Você dá match com o bonitão no Tinder, vai pra um encontro (me recuso a falar “date”), depois pra casa dele, vocês transam e se curtem, a noite é agradável. Nada anormal, certo? Sua amiga diz que conhece o bonitão do Tinder, também diz que ele é um herdeiro multimilionário. Ela só se espanta quando você, a protagonista de Good Boy, comenta a esquisitice do bonitão do Tinder por ter um ser humano fantasiado de cachorro de estimação. Se comportando como cachorro de estimação. Andando de quatro, abanando o rabo, comendo ração, bebendo água no pote, latindo, cagando no chão como um cachorro de estimação. Bizarro, certo? Mesmo assim, você releva a excentricidade. Afinal, é o bonitão do Tinder, é o herdeiro multimilionário. Você resolve encontrar o esquisitão de novo. E começa um relacionamento. E se muda pra casa dele. O que pode dar errado, hein? Você me responde que o esquisito sou eu, por dar play nesse filme norueguês, por sentir uma agonia com o homem-cachorro de estimação, pela perturbação crescente com essa história, pelo desprendimento em dar uma chance a essa premissa completamente maluca, pela certeza de que a linha entre a genialidade e o desastre completo pode ser bem estreita. No final do filme, eu olho pra você e digo: pois é, moça.

1º DE SETEMBRO, DOMINGO

Qual a chance de um filme que começa com o suicídio de uma menina de 11 anos em pleno aniversário não ser perturbador? Menor que zero. Como sou perturbado, dei play no grego Miss Violence. Queria dizer que é um filme esquisito, mas devo dizer que nunca mais assisto esse filme por livre e espontânea vontade. E olha que eu gosto de filmes perturbadores. E olha que isso não é, necessariamente, um comentário negativo sobre a história.

2 DE SETEMBRO, SEGUNDA-FEIRA

O meu primeiro contato com o cinema da Macedônia do Norte foi assistindo Indústria do Prazer.

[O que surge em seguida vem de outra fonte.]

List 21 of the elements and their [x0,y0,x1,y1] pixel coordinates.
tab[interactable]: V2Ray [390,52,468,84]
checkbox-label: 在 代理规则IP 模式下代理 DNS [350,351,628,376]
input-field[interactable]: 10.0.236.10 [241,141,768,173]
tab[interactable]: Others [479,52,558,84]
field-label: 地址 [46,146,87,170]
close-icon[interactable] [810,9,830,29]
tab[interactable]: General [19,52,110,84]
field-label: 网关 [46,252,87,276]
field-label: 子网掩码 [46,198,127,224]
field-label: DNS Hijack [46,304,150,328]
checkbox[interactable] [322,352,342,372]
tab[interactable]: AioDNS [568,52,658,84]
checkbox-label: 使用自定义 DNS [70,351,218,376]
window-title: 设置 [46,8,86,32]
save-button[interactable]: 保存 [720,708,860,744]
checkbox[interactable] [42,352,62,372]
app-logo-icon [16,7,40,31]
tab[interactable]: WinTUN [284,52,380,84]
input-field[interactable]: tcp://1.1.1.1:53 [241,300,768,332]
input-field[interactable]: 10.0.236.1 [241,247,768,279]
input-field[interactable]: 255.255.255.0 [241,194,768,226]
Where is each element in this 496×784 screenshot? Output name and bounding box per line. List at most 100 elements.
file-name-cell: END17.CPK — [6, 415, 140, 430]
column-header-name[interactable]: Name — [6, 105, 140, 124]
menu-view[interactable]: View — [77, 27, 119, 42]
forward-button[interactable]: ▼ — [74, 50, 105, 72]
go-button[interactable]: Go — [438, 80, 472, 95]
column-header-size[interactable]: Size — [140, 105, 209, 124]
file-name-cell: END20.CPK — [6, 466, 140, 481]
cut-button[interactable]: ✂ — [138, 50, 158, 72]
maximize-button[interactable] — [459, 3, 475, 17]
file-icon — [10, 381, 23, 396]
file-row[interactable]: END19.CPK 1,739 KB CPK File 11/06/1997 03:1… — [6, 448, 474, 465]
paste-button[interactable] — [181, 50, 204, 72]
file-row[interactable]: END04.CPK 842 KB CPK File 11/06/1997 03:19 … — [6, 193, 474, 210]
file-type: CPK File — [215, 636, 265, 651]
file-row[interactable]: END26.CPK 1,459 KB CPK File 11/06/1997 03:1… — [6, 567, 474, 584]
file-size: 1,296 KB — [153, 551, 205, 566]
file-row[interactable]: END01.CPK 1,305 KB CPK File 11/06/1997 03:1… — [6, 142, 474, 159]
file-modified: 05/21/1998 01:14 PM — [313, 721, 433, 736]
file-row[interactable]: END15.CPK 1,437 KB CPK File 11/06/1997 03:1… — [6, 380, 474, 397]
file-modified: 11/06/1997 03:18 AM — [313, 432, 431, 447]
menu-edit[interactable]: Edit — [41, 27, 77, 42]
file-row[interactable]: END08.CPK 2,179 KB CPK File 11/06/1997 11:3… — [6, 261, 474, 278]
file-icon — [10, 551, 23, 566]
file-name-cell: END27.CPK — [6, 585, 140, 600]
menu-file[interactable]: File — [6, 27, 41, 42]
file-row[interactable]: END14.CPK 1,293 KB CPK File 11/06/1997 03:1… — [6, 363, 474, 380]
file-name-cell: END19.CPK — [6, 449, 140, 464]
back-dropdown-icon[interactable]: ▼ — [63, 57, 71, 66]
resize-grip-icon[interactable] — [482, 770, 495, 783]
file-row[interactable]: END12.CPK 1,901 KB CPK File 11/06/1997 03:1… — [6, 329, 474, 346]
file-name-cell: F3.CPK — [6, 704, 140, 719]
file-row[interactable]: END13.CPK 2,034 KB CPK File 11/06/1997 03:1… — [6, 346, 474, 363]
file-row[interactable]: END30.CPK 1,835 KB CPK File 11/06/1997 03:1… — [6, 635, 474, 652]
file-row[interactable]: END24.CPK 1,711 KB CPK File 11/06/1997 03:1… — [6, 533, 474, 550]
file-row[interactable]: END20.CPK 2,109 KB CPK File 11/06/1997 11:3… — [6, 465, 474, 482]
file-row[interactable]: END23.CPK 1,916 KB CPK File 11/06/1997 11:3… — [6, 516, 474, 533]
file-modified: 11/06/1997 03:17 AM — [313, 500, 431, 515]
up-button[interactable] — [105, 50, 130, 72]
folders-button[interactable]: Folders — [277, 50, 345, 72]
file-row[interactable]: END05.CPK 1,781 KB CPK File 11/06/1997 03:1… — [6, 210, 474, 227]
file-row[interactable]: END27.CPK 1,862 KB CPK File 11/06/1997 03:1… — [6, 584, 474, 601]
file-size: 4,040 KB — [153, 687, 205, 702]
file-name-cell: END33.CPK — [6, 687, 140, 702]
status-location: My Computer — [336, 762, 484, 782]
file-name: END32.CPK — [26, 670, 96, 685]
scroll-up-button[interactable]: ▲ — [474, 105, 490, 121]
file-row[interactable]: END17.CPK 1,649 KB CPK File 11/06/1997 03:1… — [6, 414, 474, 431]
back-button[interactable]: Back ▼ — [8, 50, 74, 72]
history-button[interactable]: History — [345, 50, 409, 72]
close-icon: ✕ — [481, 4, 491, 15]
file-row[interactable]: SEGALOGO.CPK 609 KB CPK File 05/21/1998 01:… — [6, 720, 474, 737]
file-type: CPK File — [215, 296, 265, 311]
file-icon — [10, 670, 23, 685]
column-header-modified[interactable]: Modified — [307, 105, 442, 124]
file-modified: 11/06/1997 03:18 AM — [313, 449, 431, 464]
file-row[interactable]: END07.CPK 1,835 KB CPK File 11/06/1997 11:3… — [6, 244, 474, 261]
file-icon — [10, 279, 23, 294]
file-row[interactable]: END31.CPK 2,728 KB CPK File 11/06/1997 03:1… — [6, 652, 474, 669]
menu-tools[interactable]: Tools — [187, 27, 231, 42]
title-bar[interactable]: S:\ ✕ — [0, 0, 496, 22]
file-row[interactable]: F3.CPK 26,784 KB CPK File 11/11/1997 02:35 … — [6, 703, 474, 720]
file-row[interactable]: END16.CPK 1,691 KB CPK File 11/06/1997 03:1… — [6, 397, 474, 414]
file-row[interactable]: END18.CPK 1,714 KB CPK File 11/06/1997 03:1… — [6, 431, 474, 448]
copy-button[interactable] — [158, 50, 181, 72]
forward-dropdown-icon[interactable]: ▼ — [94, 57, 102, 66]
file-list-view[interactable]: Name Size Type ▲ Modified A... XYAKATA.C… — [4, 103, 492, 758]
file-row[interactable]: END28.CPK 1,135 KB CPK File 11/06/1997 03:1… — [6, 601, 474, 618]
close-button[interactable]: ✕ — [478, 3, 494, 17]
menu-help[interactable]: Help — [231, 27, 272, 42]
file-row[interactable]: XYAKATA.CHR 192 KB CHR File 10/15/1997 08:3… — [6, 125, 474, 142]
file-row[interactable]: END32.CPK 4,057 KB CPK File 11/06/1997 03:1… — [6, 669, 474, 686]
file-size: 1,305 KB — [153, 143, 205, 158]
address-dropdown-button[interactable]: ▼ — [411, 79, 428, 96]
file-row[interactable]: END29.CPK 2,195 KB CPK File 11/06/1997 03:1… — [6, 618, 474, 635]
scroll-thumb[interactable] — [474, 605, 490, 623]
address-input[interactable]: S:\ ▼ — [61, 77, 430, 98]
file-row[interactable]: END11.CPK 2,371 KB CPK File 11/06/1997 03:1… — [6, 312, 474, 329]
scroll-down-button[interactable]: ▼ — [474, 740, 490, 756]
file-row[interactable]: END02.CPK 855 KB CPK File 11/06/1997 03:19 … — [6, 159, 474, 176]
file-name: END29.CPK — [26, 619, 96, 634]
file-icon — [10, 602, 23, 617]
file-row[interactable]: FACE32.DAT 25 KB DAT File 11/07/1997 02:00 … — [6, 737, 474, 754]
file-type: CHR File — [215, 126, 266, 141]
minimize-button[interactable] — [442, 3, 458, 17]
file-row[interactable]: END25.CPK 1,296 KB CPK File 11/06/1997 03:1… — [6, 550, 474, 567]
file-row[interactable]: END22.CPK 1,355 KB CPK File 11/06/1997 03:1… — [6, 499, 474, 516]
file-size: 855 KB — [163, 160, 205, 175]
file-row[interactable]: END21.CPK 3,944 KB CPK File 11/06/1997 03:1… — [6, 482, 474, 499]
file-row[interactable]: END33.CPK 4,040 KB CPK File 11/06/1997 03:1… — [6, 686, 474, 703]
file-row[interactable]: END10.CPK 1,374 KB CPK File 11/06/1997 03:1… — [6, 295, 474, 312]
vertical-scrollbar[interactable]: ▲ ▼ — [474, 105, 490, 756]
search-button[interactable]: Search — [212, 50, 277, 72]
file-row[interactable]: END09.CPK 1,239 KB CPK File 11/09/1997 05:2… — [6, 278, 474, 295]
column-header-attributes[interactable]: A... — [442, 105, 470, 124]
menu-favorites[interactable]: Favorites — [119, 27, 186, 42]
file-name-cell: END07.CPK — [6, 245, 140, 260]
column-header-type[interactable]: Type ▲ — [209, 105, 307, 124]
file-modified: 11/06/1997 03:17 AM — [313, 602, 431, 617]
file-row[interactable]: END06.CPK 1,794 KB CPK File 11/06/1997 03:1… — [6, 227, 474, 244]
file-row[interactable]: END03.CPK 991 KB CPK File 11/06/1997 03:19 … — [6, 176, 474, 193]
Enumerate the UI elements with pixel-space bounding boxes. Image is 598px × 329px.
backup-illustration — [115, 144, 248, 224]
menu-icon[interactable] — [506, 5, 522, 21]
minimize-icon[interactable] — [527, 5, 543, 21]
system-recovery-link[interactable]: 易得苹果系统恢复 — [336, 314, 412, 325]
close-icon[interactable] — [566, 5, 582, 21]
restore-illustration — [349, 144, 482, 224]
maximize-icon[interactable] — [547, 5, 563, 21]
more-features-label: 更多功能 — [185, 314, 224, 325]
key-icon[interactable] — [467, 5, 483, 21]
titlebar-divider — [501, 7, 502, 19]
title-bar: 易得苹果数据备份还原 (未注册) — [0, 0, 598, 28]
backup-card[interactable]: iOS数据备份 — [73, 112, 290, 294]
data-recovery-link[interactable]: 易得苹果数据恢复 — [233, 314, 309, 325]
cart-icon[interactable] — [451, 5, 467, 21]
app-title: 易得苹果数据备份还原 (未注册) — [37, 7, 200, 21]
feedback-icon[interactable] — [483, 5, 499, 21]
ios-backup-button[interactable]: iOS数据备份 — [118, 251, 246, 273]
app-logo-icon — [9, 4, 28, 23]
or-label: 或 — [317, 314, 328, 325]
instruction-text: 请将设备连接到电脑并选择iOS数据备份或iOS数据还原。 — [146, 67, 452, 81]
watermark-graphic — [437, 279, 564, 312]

O jovem país tem pouco mais de 2 milhões de habitantes e tirou a chance da Itália disputar a última Copa do Mundo de Futebol Masculino. O “do Norte” só entrou no nome desse ex-território da falecida Iugoslávia em 2019 depois de uma longa treta com a Grécia, que durante décadas reivindicava o epíteto “Macedônia” porque já tinha uma importante província com esse nome e não queria ter interesses ($$) atrapalhados por um território homônimo. É esquisito ouvir as pessoas falando em macedônio ou albanês (lá, são dois idiomas oficiais). Mas este texto não é sobre geopolítica, então recomendo um estudo aprofundado em sites de confiança se quiser entender mais sobre o assunto. Eu sei que Indústria do Prazer parece nome de filme pornô ou de documentário cheio das safadezas na Netflix. Não é o caso. Na trama, depois do desaparecimento da melhor amiga, uma jornalista começa a investigar uma rede de tráfico sexual; obviamente, quanto mais descobertas, mais caos. Me senti numa viagem lisérgica, acompanhando um misto de novela da Glória Perez com melodramas mexicanos do SBT. Pra completar, o vilão seria caricato demais até pros filmes do James Bond. Não há personagem fugindo da máxima “só tem filho da puta nessa merda!”. Se alguém me disser que achou um bom filme, não vou seguir a lição bíblica do “não julgueis para que não sejais julgados”. Tudo constrangedoramente maravilhoso.

6 DE SETEMBRO, SEXTA-FEIRA

Fim do brinde. Só não me recusei a falar em “gift code” porque o “gift code” foi uma rara gentileza. Deu pra aproveitar bem. Me senti cavando, cavando, cavando. Até encontrar filmes esquisitões, uns bons, outros nem tanto. Espero não ser visto como um esquisitão por isso. Mas se for for visto como um esquisitão, não tem problema também. Não é todo dia que algum gaiato se dispõe a escrever impressões de filmes num diário que não é diário. Valeu pelo brinde, brinde é (quase) sempre bom.